American tastes in coffee. Java. Joe. Dark roast. Light roast. And the battle for American taste buds.
Back in the day in the USA, coffee was coffee – just pour it. Maxwell House, Folgers in your cup. Just give us the joe. And a whole lot of coffee still runs just that way. But then came the dark roast revolution. Starbucks, riding it in a huge way. Deep, bold dark roast as the hipster hallmark. The new “must have” coffee.
But American tastes in coffee run wider than that. A lot of vendors are now pushing light roast again. Blech to the bold, they say. Don’t burn the beans. Light will wake you up just as well, and with more flavors.
This hour, On Point: What we want in our java. Our joe.
Ted Lingle, Executive Director of the Specialty Coffee Association of America (SCAA), a non-profit trade association. He is also co-founder of the Coffee Quality Institute, where he teaches coffee brewers.
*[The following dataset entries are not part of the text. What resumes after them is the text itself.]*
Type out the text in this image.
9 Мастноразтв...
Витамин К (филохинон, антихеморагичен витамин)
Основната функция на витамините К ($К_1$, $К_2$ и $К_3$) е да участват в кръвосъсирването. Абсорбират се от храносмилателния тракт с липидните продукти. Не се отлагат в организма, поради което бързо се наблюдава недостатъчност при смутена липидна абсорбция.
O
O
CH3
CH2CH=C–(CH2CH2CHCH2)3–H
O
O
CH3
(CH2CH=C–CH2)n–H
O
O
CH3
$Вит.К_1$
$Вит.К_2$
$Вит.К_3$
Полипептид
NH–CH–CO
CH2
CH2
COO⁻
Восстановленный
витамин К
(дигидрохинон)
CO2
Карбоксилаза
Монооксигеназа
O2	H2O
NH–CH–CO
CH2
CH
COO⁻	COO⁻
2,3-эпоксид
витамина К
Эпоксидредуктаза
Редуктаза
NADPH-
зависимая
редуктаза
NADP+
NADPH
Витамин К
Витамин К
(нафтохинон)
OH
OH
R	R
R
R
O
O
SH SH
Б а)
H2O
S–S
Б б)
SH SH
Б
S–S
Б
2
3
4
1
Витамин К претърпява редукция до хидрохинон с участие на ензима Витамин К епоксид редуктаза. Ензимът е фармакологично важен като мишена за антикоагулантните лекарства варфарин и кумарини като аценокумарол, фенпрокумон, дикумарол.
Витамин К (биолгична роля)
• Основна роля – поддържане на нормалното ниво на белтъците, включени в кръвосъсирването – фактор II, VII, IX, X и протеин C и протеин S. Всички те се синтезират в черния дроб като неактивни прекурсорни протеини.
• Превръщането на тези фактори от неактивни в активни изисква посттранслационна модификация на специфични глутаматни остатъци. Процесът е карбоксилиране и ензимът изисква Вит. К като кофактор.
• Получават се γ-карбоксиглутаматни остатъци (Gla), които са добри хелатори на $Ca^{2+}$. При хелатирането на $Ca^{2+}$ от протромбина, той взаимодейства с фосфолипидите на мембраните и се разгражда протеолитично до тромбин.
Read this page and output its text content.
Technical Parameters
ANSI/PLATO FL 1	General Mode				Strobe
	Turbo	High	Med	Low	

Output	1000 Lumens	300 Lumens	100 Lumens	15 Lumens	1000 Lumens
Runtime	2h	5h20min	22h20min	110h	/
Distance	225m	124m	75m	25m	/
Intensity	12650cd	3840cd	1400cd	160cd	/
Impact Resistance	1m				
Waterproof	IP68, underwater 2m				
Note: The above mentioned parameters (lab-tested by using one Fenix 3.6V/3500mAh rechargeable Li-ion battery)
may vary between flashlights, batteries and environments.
Jamie van Schyndel, owner and head roaster at Barismo, an independent coffee roaster in Arlington, Massachusetts.
From Tom's Reading List
The Wall Street Journal "After years of convincing the nation's coffee drinkers that dark-roasted brews are the classiest thing to fill a mug or takeout cup, Starbucks, Peet's, and a new wave of high-end chains are rolling out the exact opposite: light-roasted coffee.'"
This program aired on February 10, 2012.